Die Umweltschutzorganisation Greenpeace hat kurz vor den Verhandlungen in Paris über ein globales Plastikabkommen Ende Mai einen neuen Bericht veröffentlicht. Darin warnt die Organisation davor, weiterhin auf das Recycling von Plastik zu setzen, und fordert stattdessen eine drastische Reduzierung der Kunststoffproduktion.

In einem 22 Seiten langen Bericht fasst Greenpeace Ergebnisse aus Studien und weiteren Veröffentlichungen zusammen. Diese zeigen nicht nur, dass nur ein Bruchteil von neun Prozent der Kunststoffe überhaupt recycelt werden, sondern dass diese nach dem Prozess des Recyclings auch noch giftiger sein könnten als zuvor. Wenn Kunststoffe im Recyclingprozess erhitzt werden, so der Bericht, könnten daraus Stoffe mit einer hohen Konzentration an giftigen Chemikalien entstehen.

Diverse Studien belegen demnach negative Auswirkungen von Recyclingprozessen auf den Menschen, die Tiere und die Umwelt. Eine Studie aus dem Jahr 2015 ergab zum Beispiel, dass Arbeiterinnen und Arbeiter in Kunststoffrecyclingwerkstätten durch die freigesetzten Verbindungen im Recyclingprozess erheblichen Gesundheitsrisiken ausgesetzt werden. Human Rights Watch dokumentierte zudem im Jahr 2017 Atembeschwerden von Menschen, die in der Nähe von Verbrennungsanlagen leben und dort die giftigen Dämpfe einatmen.   

Auch die Umwelt leidet darunter. Durch die Zerkleinerung des Materials im Recyclingprozess können Mikroplastikpartikel in die Umwelt gelangen. Das betrifft vor allem die Meere und die darin lebenden Tiere. Forscherinnen und Forscher warnen davor, dass immer mehr Mikroplastik in den Verdauungssystemen der Meerestiere und Seevögel gefunden wird. Zudem kam es laut dem Greenpeace-Bericht im vergangenen Jahr in den USA und Kanada zu 390 Bränden in Kunststoffrecycling- und Abfallanlagen. Ein Bericht aus der Türkei stellte fest, dass die Zahl von Bränden im Land von 33 im Jahr 2019 auf 121 im Jahr 2021 anstieg – jeden dritten Tag brennt dort also statistisch eine Kunststoffrecyclinganlage. Durch die Brände werden wiederum luftverschmutzende Chemikalien freigesetzt.   

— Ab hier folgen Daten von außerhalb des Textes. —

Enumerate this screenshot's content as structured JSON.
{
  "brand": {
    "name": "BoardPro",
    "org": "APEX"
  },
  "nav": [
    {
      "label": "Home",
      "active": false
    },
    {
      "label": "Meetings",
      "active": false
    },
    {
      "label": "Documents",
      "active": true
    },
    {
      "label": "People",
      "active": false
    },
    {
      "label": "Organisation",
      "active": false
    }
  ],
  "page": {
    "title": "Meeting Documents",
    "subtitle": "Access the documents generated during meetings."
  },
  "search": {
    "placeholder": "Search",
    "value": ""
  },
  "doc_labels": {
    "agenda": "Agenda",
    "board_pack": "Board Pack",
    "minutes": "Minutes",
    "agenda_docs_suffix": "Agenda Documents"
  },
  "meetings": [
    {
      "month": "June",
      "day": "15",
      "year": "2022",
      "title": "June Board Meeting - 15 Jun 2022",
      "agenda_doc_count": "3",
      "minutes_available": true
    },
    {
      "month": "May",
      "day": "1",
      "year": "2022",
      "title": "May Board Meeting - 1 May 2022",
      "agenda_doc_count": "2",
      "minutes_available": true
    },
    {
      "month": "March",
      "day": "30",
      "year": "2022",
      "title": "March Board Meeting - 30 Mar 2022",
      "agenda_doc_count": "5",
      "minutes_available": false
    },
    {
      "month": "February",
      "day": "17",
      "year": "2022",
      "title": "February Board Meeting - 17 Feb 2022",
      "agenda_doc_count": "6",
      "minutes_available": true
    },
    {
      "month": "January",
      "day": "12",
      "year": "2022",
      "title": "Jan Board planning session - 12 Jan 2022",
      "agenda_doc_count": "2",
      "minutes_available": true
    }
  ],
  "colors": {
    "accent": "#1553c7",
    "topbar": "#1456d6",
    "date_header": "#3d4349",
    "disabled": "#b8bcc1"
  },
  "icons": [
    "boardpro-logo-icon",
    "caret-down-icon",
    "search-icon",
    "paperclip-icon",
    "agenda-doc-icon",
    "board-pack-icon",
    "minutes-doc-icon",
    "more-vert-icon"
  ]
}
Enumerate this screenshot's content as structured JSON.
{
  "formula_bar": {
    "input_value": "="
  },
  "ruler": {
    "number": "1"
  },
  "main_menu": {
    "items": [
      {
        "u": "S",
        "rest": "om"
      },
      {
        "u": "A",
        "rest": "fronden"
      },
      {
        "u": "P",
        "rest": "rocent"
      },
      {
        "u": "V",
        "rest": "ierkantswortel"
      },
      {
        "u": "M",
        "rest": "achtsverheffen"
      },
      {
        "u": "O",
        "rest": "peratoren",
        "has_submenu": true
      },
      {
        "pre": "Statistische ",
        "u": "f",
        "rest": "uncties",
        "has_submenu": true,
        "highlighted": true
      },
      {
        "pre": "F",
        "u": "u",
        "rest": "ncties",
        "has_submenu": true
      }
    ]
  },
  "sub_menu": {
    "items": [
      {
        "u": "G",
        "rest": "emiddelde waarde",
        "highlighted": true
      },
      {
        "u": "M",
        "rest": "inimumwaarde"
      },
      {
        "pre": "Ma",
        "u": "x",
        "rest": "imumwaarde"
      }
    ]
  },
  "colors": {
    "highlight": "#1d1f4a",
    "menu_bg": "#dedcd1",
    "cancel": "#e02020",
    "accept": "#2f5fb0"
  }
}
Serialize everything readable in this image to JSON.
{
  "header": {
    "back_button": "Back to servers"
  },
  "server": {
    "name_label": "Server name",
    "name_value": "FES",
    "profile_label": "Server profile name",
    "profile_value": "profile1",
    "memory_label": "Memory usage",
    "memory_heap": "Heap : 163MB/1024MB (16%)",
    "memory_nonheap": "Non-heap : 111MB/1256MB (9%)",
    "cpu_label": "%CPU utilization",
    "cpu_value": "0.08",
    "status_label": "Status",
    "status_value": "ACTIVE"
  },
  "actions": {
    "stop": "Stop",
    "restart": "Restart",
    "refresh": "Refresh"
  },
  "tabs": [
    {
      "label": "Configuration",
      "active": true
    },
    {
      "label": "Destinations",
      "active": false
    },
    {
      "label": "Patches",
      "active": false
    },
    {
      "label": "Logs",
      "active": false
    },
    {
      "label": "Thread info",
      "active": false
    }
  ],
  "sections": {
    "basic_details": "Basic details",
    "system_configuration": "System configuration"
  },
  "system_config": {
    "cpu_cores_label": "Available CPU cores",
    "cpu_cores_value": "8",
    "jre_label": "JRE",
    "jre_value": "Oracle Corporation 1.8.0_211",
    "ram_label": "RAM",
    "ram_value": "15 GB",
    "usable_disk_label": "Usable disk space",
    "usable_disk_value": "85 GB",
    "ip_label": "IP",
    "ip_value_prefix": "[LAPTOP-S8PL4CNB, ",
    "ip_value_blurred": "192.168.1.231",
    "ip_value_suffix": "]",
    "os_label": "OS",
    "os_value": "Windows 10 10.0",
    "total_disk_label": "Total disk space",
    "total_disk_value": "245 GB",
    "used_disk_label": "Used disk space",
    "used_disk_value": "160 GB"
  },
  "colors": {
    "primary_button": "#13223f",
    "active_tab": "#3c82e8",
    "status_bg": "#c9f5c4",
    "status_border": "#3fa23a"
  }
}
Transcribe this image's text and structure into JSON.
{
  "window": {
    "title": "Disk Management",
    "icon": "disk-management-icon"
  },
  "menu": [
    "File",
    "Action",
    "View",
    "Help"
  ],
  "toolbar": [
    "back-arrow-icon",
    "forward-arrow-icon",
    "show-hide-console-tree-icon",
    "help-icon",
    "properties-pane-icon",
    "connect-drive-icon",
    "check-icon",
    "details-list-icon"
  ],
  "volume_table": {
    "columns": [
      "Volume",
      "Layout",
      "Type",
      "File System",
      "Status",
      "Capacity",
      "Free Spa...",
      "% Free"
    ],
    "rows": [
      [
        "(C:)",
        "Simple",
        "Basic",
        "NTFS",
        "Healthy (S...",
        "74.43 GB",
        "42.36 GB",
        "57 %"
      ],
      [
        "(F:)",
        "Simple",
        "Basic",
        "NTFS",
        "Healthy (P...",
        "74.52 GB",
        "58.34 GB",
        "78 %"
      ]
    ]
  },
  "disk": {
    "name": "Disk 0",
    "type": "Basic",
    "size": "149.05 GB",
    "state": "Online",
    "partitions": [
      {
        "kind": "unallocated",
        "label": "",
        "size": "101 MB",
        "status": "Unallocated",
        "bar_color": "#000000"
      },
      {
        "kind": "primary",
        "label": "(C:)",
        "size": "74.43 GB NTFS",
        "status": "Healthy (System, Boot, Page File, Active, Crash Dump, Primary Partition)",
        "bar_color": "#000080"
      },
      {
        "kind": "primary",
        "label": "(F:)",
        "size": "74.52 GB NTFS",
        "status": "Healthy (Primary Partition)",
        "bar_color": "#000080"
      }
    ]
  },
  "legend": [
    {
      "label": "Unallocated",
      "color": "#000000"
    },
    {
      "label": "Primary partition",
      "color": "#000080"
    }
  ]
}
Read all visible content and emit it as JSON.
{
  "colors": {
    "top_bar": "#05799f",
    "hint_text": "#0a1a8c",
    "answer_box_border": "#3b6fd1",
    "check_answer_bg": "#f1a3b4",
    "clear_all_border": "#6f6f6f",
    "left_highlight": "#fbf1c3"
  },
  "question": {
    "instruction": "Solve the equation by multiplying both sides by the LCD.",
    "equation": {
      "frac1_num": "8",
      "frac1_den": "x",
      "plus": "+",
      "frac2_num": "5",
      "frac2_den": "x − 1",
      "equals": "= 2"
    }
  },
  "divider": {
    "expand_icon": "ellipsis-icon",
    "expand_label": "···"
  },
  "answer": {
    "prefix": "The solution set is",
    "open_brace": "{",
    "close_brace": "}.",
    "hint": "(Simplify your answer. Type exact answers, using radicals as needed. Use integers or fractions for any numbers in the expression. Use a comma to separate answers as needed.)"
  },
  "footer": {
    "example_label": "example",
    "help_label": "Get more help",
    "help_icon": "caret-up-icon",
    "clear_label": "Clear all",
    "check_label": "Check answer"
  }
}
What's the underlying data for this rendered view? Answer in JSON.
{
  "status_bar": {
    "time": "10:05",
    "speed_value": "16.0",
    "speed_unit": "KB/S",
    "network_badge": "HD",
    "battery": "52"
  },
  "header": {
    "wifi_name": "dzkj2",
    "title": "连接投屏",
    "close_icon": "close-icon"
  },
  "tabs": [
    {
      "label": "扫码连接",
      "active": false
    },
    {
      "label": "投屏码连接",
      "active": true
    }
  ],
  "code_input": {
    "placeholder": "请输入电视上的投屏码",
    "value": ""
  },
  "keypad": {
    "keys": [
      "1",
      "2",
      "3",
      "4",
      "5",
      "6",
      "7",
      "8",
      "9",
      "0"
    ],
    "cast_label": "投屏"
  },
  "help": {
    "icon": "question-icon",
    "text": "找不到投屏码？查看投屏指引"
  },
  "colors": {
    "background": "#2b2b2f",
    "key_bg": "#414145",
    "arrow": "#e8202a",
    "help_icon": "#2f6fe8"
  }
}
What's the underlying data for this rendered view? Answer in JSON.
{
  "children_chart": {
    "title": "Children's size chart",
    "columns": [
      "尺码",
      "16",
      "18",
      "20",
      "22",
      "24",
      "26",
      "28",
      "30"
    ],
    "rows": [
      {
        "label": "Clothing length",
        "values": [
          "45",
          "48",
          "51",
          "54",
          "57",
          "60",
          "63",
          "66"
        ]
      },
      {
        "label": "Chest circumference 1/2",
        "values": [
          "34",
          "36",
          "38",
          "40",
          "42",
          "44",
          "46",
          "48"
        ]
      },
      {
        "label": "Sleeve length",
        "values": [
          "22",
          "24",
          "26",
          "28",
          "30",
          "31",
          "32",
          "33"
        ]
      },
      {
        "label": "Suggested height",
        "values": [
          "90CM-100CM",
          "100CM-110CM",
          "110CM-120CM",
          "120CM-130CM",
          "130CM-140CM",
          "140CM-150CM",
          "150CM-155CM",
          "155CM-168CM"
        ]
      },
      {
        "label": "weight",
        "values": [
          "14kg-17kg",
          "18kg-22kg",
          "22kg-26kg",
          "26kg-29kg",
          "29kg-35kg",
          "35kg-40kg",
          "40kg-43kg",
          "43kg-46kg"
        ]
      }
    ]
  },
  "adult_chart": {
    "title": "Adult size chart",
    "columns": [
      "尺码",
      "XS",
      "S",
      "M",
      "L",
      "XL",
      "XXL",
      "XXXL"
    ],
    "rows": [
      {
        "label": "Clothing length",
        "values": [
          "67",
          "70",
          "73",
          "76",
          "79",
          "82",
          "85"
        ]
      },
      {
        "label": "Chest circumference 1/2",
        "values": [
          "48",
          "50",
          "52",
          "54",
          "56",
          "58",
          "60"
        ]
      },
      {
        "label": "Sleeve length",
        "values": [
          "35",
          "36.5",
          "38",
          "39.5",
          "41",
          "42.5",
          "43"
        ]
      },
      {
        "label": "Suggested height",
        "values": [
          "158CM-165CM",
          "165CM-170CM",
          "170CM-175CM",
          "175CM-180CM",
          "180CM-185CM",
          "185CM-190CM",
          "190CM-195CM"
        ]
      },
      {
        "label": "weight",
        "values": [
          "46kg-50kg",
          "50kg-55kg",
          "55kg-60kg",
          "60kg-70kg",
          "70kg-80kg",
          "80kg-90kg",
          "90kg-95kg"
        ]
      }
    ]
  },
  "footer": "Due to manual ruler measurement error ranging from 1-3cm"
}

Greenpeace kritisiert zudem, dass viele Unternehmen, darunter Nestlé, Unilever und Coca-Cola, einerseits die Verwendung von recyceltem Kunststoff in ihren Verpackungen als wichtigen Teil der Lösung anpreisen. Sie schaffen es andererseits aber nicht, ihren Kunststoffverbrauch insgesamt deutlich zu reduzieren. In einigen Fällen habe sich deren Kunststoffverbrauch sogar gesteigert.

Kunststoffproduktion soll sich bis 2060 verdreifachen

Ein Zurückfahren der Kunststoffproduktion ist derzeit nicht zu erwarten. Einer Prognose zufolge wird sich die Produktion von Kunststoff bis 2060 sogar verdreifachen. Dabei wird nur ein minimaler Anstieg des Recyclings prognostiziert. Die Diskrepanz zwischen der Menge des produzierten Kunststoffs und der recycelten Menge sei problematisch, schreibt Greenpeace. Wenn die Kunststoffproduktion nicht drastisch reduziert werde, sei es unmöglich, die Umweltverschmutzung durch Plastik zu beenden.

Die Umweltschutzorganisation appelliert deshalb an die Vereinten Nationen, ein rechtsverbindliches und effektives Plastikabkommen zu verabschieden. Neben einem verbindlichen Ziel der Kunststoffreduktion fordert Greenpeace eine deutliche Verbesserung der Standards an Recyclinganlagen und des Arbeitnehmerschutzes. Außerdem sollen die verwendeten Technologien nachhaltiger werden.

Seit vergangenem Jahr verhandeln die Vereinten Nationen über ein globales Plastikabkommen, das die weltweite Verschmutzung durch Kunststoffe beenden soll. Im März 2022 haben auf der UN-Umweltkonferenz in der kenianischen Hauptstadt Nairobi fast 200 UN-Mitgliedstaaten eine entsprechende Absichtserklärung unterzeichnet. Nun geht es von 29. Mai bis 2. Juni in Paris in die zweite Verhandlungsrunde. Entsteht aus der Absichtserklärung ein Vertrag, wäre dies das erste große UN-Umweltabkommen seit dem Klimavertrag von Paris.